Self-assembled polymeric micelles have been widely applied in anticancer drug delivery systems. Teniposide is a broad spectrum and effective anticancer drug, but its poor water-solubility and adverse effects of commercial formulation (VM-26) restrict its clinical application. In this work, Teniposide-loaded polymeric micelles were prepared based on monomethoxy-poly(ethylene glycol)-poly(epsilon-caprolactone-co-d,l- lactide) (MPEG-PCLA) copolymers through a thin-film hydration method to improve the hydrophilic and reduce the systemic toxicity. The prepared Teniposide micelles were without any surfactants or additives and monodisperse with a mean particle size of 29.6+/-0.3nm.
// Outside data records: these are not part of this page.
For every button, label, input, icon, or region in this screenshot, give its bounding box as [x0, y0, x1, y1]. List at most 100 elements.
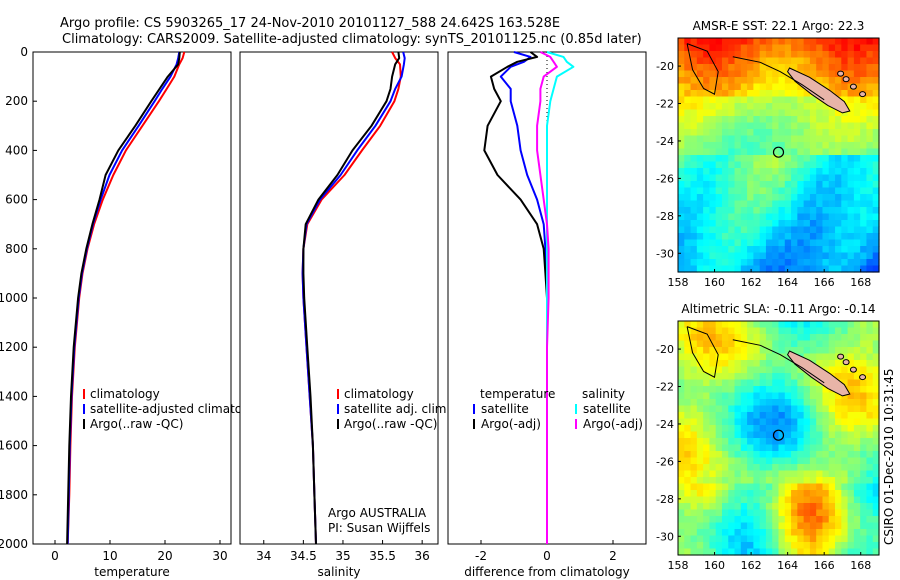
map-cell [809, 213, 817, 221]
map-cell [765, 483, 773, 491]
map-cell [715, 496, 723, 504]
map-cell [721, 187, 729, 195]
axes-frame [32, 51, 232, 545]
map-cell [803, 477, 811, 485]
map-cell [728, 103, 736, 111]
map-cell [791, 542, 798, 550]
map-cell [765, 233, 773, 241]
map-cell [841, 418, 849, 426]
map-cell [703, 431, 711, 439]
map-cell [809, 122, 817, 130]
loyalty-island [849, 366, 857, 373]
map-cell [866, 116, 874, 124]
map-cell [797, 477, 805, 485]
map-cell [784, 96, 792, 104]
map-cell [678, 226, 685, 234]
map-cell [684, 418, 692, 426]
map-cell [747, 220, 754, 228]
map-cell [816, 548, 824, 556]
map-cell [696, 200, 704, 208]
map-cell [835, 226, 842, 234]
map-cell [866, 431, 874, 439]
map-cell [690, 226, 698, 234]
map-cell [765, 405, 773, 413]
map-cell [734, 70, 742, 78]
map-cell [828, 412, 836, 420]
map-cell [835, 535, 842, 543]
map-cell [759, 213, 767, 221]
map-cell [791, 220, 798, 228]
map-cell [778, 321, 786, 329]
map-cell [765, 548, 773, 556]
map-cell [791, 246, 798, 254]
map-cell [678, 516, 685, 524]
map-cell [872, 213, 880, 221]
map-cell [703, 347, 711, 355]
map-cell [816, 148, 824, 156]
map-cell [860, 438, 868, 446]
map-cell [753, 392, 761, 400]
map-cell [828, 366, 836, 374]
map-cell [690, 38, 698, 46]
map-cell [822, 529, 830, 537]
map-cell [690, 399, 698, 407]
map-cell [734, 200, 742, 208]
map-cell [684, 509, 692, 517]
map-cell [816, 542, 824, 550]
map-cell [753, 535, 761, 543]
map-cell [772, 44, 780, 52]
series-line-salinity-argo-adj- [536, 51, 558, 544]
map-cell [747, 535, 754, 543]
map-cell [753, 103, 761, 111]
map-cell [828, 64, 836, 72]
map-cell [797, 535, 805, 543]
map-cell [678, 412, 685, 420]
map-cell [740, 327, 748, 335]
map-cell [822, 181, 830, 189]
map-cell [690, 522, 698, 530]
map-cell [853, 529, 861, 537]
map-cell [809, 265, 817, 273]
map-cell [678, 334, 685, 342]
map-cell [734, 373, 742, 381]
map-cell [734, 103, 742, 111]
map-cell [872, 129, 880, 137]
map-cell [684, 542, 692, 550]
map-cell [721, 386, 729, 394]
map-cell [728, 548, 736, 556]
map-cell [853, 477, 861, 485]
map-cell [791, 38, 798, 46]
map-cell [860, 412, 868, 420]
map-cell [803, 155, 811, 163]
map-cell [728, 246, 736, 254]
map-cell [860, 548, 868, 556]
map-cell [872, 226, 880, 234]
x-tick-label: -2 [475, 549, 487, 563]
map-cell [747, 155, 754, 163]
map-cell [828, 142, 836, 150]
map-cell [816, 431, 824, 439]
map-cell [696, 155, 704, 163]
map-cell [860, 425, 868, 433]
map-cell [860, 142, 868, 150]
map-cell [828, 246, 836, 254]
map-cell [734, 252, 742, 260]
legend-label: Argo(-adj) [583, 417, 643, 431]
map-cell [778, 496, 786, 504]
map-cell [853, 265, 861, 273]
map-cell [809, 194, 817, 202]
map-cell [765, 360, 773, 368]
map-cell [696, 259, 704, 267]
map-cell [797, 200, 805, 208]
map-cell [872, 490, 880, 498]
map-cell [740, 321, 748, 329]
map-cell [759, 483, 767, 491]
map-cell [772, 51, 780, 59]
map-cell [690, 340, 698, 348]
map-cell [678, 535, 685, 543]
map-cell [828, 444, 836, 452]
map-cell [765, 522, 773, 530]
map-cell [853, 503, 861, 511]
map-cell [715, 233, 723, 241]
map-cell [835, 373, 842, 381]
The drug loading and encapsulation efficiency were 18.53+/-0.41% and 92.63+/-2.05%, respectively. The encapsulation of Teniposide in MPEG-PCLA micelles showed a slow and sustained release behavior of Teniposide in vitro and improved the terminal half-life (t1/2), the area under the plasma concentration-time curve (AUC) and retention time of Teniposide in vivo compared with VM-26. In addition, Teniposide micelles also enhanced the cellular uptake by MCF-7 breast cancer cells in vitro and increased the distribution in tumors in vivo. Teniposide micelles showed an excellent safety with a maximum tolerated dose (MTD) of approximately 50mg Teniposide/kg body weight, which was 2.5-fold higher than that of VM-26 (about 20mg Teniposide/kg body weight). Furthermore, the intravenous application of Teniposide micelles effectively suppressed the growth of subcutaneous MCF-7 tumor in vivo and exhibited a stronger anticancer effect than that of VM-26. These results suggested that we have successfully prepared Teniposide-loaded MPEG-PCLA micelles with improved safety, hydrophilic and therapeutic efficiency, which are efficient for Teniposide delivery. The prepared Teniposide micelles may be promising in breast cancer therapy.
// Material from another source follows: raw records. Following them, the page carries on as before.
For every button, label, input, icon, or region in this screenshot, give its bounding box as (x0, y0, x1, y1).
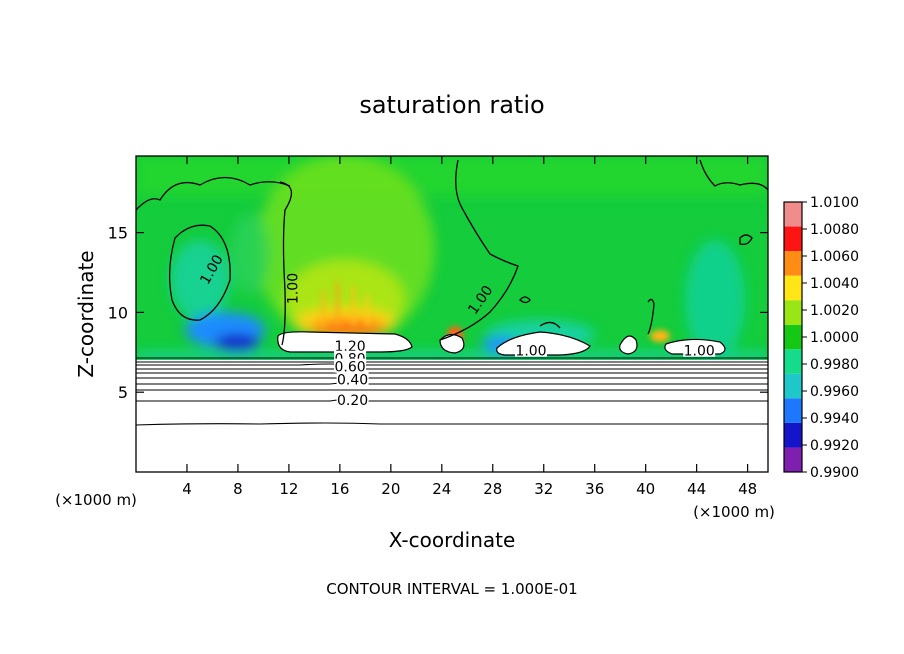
contour-label-bg (336, 392, 369, 407)
contour-interval-note: CONTOUR INTERVAL = 1.000E-01 (326, 580, 577, 598)
contour-label: 1.00 (684, 344, 715, 360)
x-tick-label: 8 (233, 480, 243, 498)
colorbar-swatch (784, 349, 802, 374)
colorbar-swatch (784, 422, 802, 448)
colorbar-swatch (784, 373, 802, 399)
y-axis-ticks: 5 10 15 (108, 224, 768, 402)
plot-area: 1.001.001.001.001.001.200.800.600.400.20 (136, 156, 768, 472)
x-unit-right: (×1000 m) (693, 503, 775, 521)
colorbar-label: 0.9920 (810, 438, 859, 454)
contour-label-bg (515, 342, 547, 357)
x-tick-label: 20 (381, 480, 400, 498)
colorbar: 0.9900 0.9920 0.9940 0.9960 0.9980 1.0000 1.00… (783, 195, 859, 481)
contour-label: 1.00 (515, 344, 546, 360)
field-shading (136, 156, 768, 362)
colorbar-label: 0.9900 (810, 465, 859, 481)
cloud-free-lower-region (136, 360, 768, 472)
plot-frame (135, 155, 769, 473)
colorbar-label: 0.9940 (810, 411, 859, 427)
colorbar-label: 1.0080 (810, 222, 859, 238)
colorbar-label: 1.0040 (810, 276, 859, 292)
x-tick-label: 48 (738, 480, 757, 498)
colorbar-swatch (784, 202, 802, 227)
x-unit-left: (×1000 m) (55, 491, 137, 509)
contour-label: 0.40 (337, 372, 368, 388)
colorbar-label: 1.0060 (810, 249, 859, 265)
x-tick-label: 4 (182, 480, 192, 498)
y-tick-label: 10 (108, 303, 128, 322)
colorbar-label: 1.0100 (810, 195, 859, 211)
colorbar-swatch (784, 447, 802, 472)
colorbar-swatch (784, 300, 802, 325)
x-axis-label: X-coordinate (389, 528, 516, 552)
colorbar-label: 0.9960 (810, 384, 859, 400)
colorbar-swatch (784, 275, 802, 301)
x-tick-label: 32 (534, 480, 553, 498)
contour-label: 1.00 (286, 273, 302, 304)
contour-labels: 1.001.001.001.001.001.200.800.600.400.20 (197, 252, 716, 409)
x-tick-label: 12 (279, 480, 298, 498)
x-axis-ticks: 4 8 12 16 20 24 28 32 36 40 44 48 (182, 156, 757, 498)
contour-label-bg (683, 342, 716, 357)
x-tick-label: 28 (483, 480, 502, 498)
x-tick-label: 36 (585, 480, 604, 498)
colorbar-swatch (784, 226, 802, 252)
colorbar-swatch (784, 251, 802, 276)
contour-label-bg (334, 358, 367, 373)
y-tick-label: 5 (118, 383, 128, 402)
colorbar-swatch (784, 324, 802, 350)
chart-title: saturation ratio (359, 91, 544, 119)
x-tick-label: 40 (636, 480, 655, 498)
colorbar-label: 1.0000 (810, 330, 859, 346)
x-tick-label: 44 (687, 480, 706, 498)
y-tick-label: 15 (108, 224, 128, 243)
contour-label-bg (336, 371, 369, 386)
contour-label: 0.20 (337, 393, 368, 409)
colorbar-label: 1.0020 (810, 303, 859, 319)
y-axis-label: Z-coordinate (74, 250, 98, 377)
colorbar-label: 0.9980 (810, 357, 859, 373)
x-tick-label: 24 (432, 480, 451, 498)
contour-1-00 (136, 159, 768, 346)
x-tick-label: 16 (330, 480, 349, 498)
colorbar-swatch (784, 398, 802, 423)
contour-label-bg (334, 337, 367, 352)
Patients treatment with neuroglioma by teniposide and semustine and its influence on Twist and E-cadherin expression.[Pubmed:27275118]
Saudi Pharm J. 2016 May;24(3):299-304.
UNLABELLED: This study focuses on curative effects of Teniposide combining with semustine on patients with neuroglioma and the influences on the expression of Twist and E-cadherin in tissue. Sixty-eight patients with neuroglioma taking operation in our hospital were divided into two groups randomly. Single radiotherapy was given to 34 patients in group A, and Teniposide (VM-26) and semustine (Me-CCUN) were added to radiotherapy for 34 patients in group B. Then, curative effects, survival rate, living quality and adverse reaction rate after operation were compared between two groups. Moreover, the difference in positive expression rate of Twist and E-cadherin before and after treatment between two groups was analyzed by immunohistochemistry. RESULTS: In group B, the effective rate of treatment was 88.2%, and the disease control rate was 70.6%, higher than 52.9% and 32.4% in group A with statistical significance (P < 0.05). Moreover, the survival rate in three years of group B was 44.1%, and the score of living quality was 67.11 +/- 4.32, and also higher than 23.5% and 63.79 +/- 4.53 in group A with statistical significance (P < 0.05). However, the difference between two groups in adverse reaction rate has no statistical significance (P > 0.05). In addition, the difference in positive expression rate of Twist and E-cadherin between group A and group B has no statistical significance before treatment (P > 0.05). After treatment, however, the positive rate of Twist in group B is lower than that in group A, while the positive rate of E-cadherin is higher. Both differences have statistical significance (P < 0.05). Chemotherapy of VM-26 combining with Me-CCNU can inhibit Twist expression and improve the expression rate of E-cadherin to help improving the curative effects and living quality and increasing survival rate.